Federación Mexicana de Rodeo
- Sport: Rodeo
- Founded: 1992
- Countries: Mexico
- Website: Federación Mexicana de Rodeo

= Federación Mexicana de Rodeo =

Governing body of professional American rodeo in Mexico

La Federación Mexicana de Rodeo (FMR) or the Mexican Rodeo Federation is the governing body of professional American rodeo in Mexico. It is based in Chihuahua, Chihuahua.

==History==
The FMR was created to support and protect rodeo cowboys and cowgirls who risk their lives to run each of the different disciplines of the sport at high risk.

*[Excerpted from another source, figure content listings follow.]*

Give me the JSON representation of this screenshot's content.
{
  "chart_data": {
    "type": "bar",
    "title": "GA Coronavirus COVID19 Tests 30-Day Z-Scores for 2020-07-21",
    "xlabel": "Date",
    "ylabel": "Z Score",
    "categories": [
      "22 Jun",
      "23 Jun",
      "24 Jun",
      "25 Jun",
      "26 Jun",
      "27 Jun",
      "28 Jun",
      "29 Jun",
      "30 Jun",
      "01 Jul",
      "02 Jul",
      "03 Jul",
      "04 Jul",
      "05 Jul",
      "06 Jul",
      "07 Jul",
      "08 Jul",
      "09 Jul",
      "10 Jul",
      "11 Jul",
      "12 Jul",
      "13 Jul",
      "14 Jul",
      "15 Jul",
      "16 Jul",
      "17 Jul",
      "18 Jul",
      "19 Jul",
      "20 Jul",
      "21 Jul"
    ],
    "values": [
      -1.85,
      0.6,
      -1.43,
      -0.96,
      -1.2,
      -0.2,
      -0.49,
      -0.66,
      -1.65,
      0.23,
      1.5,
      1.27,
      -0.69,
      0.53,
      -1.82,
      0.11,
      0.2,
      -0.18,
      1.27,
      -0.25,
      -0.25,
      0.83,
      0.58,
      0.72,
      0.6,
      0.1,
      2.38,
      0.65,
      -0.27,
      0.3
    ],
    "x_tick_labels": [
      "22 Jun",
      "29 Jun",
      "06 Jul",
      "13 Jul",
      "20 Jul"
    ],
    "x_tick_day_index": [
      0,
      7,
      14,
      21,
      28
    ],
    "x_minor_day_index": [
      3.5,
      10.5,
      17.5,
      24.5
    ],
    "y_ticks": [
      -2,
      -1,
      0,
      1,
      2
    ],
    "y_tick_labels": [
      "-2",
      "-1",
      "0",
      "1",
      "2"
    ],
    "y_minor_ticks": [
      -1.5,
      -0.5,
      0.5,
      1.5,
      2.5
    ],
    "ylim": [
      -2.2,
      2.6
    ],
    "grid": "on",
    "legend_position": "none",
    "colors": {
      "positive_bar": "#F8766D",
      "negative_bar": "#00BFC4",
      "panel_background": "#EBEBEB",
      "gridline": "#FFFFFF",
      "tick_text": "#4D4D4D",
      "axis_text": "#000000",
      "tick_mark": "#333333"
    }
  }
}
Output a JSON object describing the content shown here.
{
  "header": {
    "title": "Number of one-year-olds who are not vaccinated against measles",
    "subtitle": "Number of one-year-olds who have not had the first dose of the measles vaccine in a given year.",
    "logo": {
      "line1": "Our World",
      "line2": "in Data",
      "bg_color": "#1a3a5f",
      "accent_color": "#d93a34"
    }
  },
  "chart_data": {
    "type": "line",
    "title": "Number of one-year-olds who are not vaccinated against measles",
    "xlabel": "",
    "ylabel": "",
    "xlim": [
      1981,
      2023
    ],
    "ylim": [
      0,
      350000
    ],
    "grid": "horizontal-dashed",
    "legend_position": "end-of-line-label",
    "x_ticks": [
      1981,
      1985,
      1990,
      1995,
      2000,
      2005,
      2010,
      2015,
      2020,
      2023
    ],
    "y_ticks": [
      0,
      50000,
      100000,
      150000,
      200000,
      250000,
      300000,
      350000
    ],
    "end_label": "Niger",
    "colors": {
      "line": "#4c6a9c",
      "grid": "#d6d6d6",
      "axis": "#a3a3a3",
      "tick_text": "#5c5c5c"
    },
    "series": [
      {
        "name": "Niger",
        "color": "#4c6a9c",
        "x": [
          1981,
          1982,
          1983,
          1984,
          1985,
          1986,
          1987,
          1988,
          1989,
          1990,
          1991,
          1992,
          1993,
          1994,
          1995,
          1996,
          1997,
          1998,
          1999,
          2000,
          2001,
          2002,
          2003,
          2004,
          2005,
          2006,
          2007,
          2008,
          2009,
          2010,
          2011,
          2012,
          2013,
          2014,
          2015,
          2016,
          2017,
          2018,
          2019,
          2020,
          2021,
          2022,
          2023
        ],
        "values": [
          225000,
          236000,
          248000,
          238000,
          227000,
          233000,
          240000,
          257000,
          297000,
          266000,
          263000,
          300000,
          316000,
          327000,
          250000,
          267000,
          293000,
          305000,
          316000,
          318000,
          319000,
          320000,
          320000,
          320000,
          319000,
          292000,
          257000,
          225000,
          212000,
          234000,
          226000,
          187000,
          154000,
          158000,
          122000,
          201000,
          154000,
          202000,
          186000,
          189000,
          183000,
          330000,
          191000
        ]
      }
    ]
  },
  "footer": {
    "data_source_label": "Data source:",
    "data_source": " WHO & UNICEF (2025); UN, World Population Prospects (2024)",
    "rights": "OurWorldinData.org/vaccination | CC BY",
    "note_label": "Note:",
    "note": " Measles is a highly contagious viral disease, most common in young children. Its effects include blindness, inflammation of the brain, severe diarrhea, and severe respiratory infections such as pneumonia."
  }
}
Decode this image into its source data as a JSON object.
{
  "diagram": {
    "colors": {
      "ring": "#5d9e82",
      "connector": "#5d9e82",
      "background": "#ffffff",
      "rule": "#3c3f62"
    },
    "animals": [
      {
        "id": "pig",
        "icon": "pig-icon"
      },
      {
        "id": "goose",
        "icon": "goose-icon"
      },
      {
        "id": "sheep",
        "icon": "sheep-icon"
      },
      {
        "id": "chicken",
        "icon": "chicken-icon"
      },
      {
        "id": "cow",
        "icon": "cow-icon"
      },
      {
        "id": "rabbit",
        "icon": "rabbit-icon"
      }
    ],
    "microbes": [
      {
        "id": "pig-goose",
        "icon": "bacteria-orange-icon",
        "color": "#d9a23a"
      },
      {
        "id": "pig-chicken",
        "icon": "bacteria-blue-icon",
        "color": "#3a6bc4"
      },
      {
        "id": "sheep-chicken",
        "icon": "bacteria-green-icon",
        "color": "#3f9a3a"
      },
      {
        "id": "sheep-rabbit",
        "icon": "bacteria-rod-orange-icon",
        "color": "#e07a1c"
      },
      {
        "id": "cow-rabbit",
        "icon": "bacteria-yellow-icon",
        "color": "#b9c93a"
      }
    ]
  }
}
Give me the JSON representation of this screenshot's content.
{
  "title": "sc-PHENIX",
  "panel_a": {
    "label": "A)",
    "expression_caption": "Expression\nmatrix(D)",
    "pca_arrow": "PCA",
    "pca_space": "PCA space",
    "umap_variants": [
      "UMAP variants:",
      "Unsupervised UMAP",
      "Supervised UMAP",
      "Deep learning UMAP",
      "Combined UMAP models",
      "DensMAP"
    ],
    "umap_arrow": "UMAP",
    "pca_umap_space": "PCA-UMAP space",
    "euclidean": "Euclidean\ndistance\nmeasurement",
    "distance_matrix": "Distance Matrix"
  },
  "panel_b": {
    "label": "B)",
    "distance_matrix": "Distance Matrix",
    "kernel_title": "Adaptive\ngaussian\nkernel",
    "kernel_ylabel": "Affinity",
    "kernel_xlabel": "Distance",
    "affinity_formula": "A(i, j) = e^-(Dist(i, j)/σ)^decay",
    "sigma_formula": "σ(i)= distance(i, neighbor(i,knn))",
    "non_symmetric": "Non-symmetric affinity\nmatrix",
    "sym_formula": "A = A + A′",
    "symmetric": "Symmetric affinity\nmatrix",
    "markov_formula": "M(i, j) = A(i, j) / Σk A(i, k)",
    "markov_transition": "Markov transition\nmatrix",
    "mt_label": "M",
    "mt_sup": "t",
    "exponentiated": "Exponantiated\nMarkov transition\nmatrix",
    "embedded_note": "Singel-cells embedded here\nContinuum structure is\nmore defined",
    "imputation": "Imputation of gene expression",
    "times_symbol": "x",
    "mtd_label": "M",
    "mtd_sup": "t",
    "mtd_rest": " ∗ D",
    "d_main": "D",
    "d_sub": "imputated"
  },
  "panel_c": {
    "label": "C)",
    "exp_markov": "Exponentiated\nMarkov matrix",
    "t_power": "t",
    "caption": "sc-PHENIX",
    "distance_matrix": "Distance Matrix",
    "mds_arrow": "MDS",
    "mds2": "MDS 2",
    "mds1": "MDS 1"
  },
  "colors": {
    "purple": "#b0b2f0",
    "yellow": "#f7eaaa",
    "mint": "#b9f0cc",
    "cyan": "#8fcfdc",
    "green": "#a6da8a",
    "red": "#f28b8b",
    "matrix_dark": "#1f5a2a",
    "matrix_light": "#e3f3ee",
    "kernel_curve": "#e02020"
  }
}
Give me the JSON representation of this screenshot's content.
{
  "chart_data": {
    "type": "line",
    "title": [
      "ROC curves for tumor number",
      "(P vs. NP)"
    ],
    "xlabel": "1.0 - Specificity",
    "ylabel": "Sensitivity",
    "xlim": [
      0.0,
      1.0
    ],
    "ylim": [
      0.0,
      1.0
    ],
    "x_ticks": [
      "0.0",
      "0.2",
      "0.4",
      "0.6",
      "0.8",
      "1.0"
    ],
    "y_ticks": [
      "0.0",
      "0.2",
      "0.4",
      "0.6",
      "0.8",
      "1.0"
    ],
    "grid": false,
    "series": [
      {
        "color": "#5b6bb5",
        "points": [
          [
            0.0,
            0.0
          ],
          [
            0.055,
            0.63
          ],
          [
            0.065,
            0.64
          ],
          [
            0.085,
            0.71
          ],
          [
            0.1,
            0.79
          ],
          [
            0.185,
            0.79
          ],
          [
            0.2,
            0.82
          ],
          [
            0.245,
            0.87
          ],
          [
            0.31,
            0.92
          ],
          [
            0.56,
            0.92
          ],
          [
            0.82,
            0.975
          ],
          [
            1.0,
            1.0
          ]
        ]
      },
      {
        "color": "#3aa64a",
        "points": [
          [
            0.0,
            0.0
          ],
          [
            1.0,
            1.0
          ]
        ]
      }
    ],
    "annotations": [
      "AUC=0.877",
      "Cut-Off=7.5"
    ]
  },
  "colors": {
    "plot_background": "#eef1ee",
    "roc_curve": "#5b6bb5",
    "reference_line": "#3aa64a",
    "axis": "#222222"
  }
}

The organization was founded in 1992 by Diego González Fernández, integrating that year different rodeo associations representing the states of Baja California, Sonora, Chihuahua, Nuevo León and Coahuila, thereby complying with the requirement of the Mexican Sports Confederation. Subsequently, associations from the states of Durango, Zacatecas, Hidalgo, Guanajuato, Aguascalientes, Tamaulipas, and others have joined. To date, there are 19 state associations that make up the FMR.

The top cowboys and cowgirls in each rodeo event qualify for the FMR's year-end Campeonato Nacional de Rodeo (National Rodeo Championship) where the national champions are determined. This annual event has been held in different cities throughout its history, but has been consistently held in Chihuahua, Chihuahua, for the last several years. The National Rodeo Championship was first held in 1993 and ran through 1995. However, it was not held again until 2000, and it has been held consistently since then.

The National Rodeo Championship crowns the national champions in the male events of bareback riding, steer wrestling, team roping, saddle bronc riding, tie-down roping, and bull riding, as well as the national champions in the female events of breakaway roping, goat tying, pole bending, and barrel racing.

Each state association that is a member of the FMR also has its own state rodeo circuit and year-end state finals to determine the state champion in each event.

From 2016 to 2019, the Professional Rodeo Cowboys Association (PRCA) co-sanctioned some rodeos with the FMR, and those events counted towards the FMR's national standings, as well as the PRCA's world standings. Due to the COVID-19 pandemic, the partnership between the FMR and PRCA was forced to pause for three years, until resuming in 2023.